This month we feature National Legal and Policy Assessment to Support the Ratification and Implementation of the Escazú Agreement, by The Access Initiative and the World Resources Institute, and prepared by Network members Carole Excell (@caroleexcell) and Danielle Andrade-Goffe.
The objective of the “Escazú Agreement legal and policy assessment” is to assess gaps in national legislation and policy for countries in order to support ratification and implementation of the Regional Agreement on Access to Information, Public Participation, and Justice in Environmental Matters in Latin America and the Caribbean (hereafter the Escazú Agreement). The Escazú Agreement has been recognized by the United Nations Economic Commission for Latin America and the Caribbean, the secretariat for the agreement, as a ground-breaking legal instrument for environmental protection and a human rights treaty the main beneficiaries of which are the people of our region, particularly the most vulnerable groups and communities. The assessment tool has been created by The Access Initiative Network and the World Resources Institute in collaboration with regional experts from civil society and governments. The assessment tool is intended to be useful to governments and civil society in the process of assessing readiness for ratification and implementation of the agreement. The assessment can be carried out repeatedly, tracking changes over time as it creates a standardized and replicable approach to assessing a government’s ability to implement the agreement through law and policy.
The assessment covers a set of 67 legal and policy indicators responding to articles of the Escazú Agreement relating to the Access to Information Pillar, Public Participation Pillar, and Access to Justice Pillar and Capacity Building Pillar of the agreement, as well as provisions on environmental human rights defenders. The assessment does not evaluate practice. The indicators in the assessment will enable researchers to identify gaps in the quality of a country’s laws and policies when compared with the standards set out in the Escazú Agreement provisions.
This methodology seeks to support ratification of the Escazú Agreement by assessing articles of the agreement that can be interpreted as minimum mandatory requirements for countries seeking to become parties and which would require implementation in law or policy. The methodology also assesses other articles which may not mandate specific legal or policy measures to be taken by parties to the Escazú Agreement but which nonetheless support a party’s overall implementation of the agreement.
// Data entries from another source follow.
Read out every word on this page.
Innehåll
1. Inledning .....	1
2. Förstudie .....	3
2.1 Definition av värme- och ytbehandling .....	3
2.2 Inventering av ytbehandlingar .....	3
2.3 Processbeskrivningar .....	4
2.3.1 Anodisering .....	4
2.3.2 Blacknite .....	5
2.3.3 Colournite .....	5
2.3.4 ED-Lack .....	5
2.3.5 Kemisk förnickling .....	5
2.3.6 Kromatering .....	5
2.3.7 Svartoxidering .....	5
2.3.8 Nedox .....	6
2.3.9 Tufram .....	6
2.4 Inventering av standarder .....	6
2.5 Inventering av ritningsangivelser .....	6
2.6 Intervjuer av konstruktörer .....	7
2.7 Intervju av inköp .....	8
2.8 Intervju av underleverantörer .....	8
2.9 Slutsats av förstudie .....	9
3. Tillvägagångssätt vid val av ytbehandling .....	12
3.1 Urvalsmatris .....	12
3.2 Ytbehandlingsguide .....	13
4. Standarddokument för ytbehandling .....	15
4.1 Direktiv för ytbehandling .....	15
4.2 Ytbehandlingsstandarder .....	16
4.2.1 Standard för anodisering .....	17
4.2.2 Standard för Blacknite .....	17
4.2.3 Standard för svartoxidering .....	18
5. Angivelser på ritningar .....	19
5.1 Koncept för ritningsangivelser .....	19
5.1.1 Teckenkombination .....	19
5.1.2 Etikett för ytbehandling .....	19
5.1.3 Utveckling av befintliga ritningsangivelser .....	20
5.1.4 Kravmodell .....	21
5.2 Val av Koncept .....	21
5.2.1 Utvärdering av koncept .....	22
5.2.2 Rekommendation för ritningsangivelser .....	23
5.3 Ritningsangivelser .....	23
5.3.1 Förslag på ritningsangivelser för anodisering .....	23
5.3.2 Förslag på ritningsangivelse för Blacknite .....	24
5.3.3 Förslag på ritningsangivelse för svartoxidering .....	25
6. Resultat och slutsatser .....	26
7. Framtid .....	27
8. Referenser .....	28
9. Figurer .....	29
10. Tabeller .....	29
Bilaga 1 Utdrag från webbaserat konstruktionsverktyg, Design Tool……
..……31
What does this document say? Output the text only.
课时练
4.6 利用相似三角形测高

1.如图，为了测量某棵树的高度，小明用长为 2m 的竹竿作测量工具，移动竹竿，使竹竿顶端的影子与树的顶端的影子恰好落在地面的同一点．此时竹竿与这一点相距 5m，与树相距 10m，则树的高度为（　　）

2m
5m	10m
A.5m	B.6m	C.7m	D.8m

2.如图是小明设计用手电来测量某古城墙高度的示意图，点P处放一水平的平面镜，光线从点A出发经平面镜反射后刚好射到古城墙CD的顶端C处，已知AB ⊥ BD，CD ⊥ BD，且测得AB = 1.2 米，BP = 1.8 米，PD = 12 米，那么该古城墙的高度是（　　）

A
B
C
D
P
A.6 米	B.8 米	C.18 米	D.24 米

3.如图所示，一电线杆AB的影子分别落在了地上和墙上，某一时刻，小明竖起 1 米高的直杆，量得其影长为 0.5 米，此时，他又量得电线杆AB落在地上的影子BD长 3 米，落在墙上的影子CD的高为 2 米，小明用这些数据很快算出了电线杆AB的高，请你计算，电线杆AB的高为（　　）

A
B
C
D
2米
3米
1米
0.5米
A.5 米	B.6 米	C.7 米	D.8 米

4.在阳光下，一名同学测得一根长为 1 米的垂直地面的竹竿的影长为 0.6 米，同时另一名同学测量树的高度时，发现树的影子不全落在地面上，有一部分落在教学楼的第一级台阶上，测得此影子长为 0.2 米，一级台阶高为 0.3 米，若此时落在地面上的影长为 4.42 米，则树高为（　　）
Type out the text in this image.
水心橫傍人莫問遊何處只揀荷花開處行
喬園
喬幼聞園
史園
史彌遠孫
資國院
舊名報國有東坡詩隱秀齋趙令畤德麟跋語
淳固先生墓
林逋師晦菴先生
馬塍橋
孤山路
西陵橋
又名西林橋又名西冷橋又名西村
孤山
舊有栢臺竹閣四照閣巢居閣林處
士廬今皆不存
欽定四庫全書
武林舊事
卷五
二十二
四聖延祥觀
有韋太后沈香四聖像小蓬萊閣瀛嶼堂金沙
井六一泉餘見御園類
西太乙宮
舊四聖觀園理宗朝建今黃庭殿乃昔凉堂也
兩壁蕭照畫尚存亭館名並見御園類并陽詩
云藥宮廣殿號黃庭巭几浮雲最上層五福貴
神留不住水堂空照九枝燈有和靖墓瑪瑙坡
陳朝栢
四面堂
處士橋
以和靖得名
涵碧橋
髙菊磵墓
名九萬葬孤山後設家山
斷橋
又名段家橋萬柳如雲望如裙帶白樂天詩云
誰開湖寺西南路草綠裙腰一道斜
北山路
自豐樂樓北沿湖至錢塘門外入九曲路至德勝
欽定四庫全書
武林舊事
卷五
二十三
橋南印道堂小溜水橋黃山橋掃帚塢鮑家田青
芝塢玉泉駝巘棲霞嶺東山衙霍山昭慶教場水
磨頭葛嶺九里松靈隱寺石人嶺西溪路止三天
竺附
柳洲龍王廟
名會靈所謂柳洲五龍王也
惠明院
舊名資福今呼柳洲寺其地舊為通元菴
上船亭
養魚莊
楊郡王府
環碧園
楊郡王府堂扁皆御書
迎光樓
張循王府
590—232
For the purposes of assessing the minimum requirements for ratification, there may be provisions in national law or policy that are in direct contradiction to the provisions of the agreement. This methodology can be used to identify such contradictory provisions. The Escazú Agreement sets a floor, not a ceiling for the types of provisions that should be adopted in national legislation, so it is possible that a country may have already introduced a law that already has broader access to information, more extensive public participation, and/or wider access to justice rights than the agreement requires. This should be considered by the legal or policy researcher. Where a country has no legal or policy provisions it is still important to indicate any relevant guidance (voluntary or otherwise) which addresses the indicator.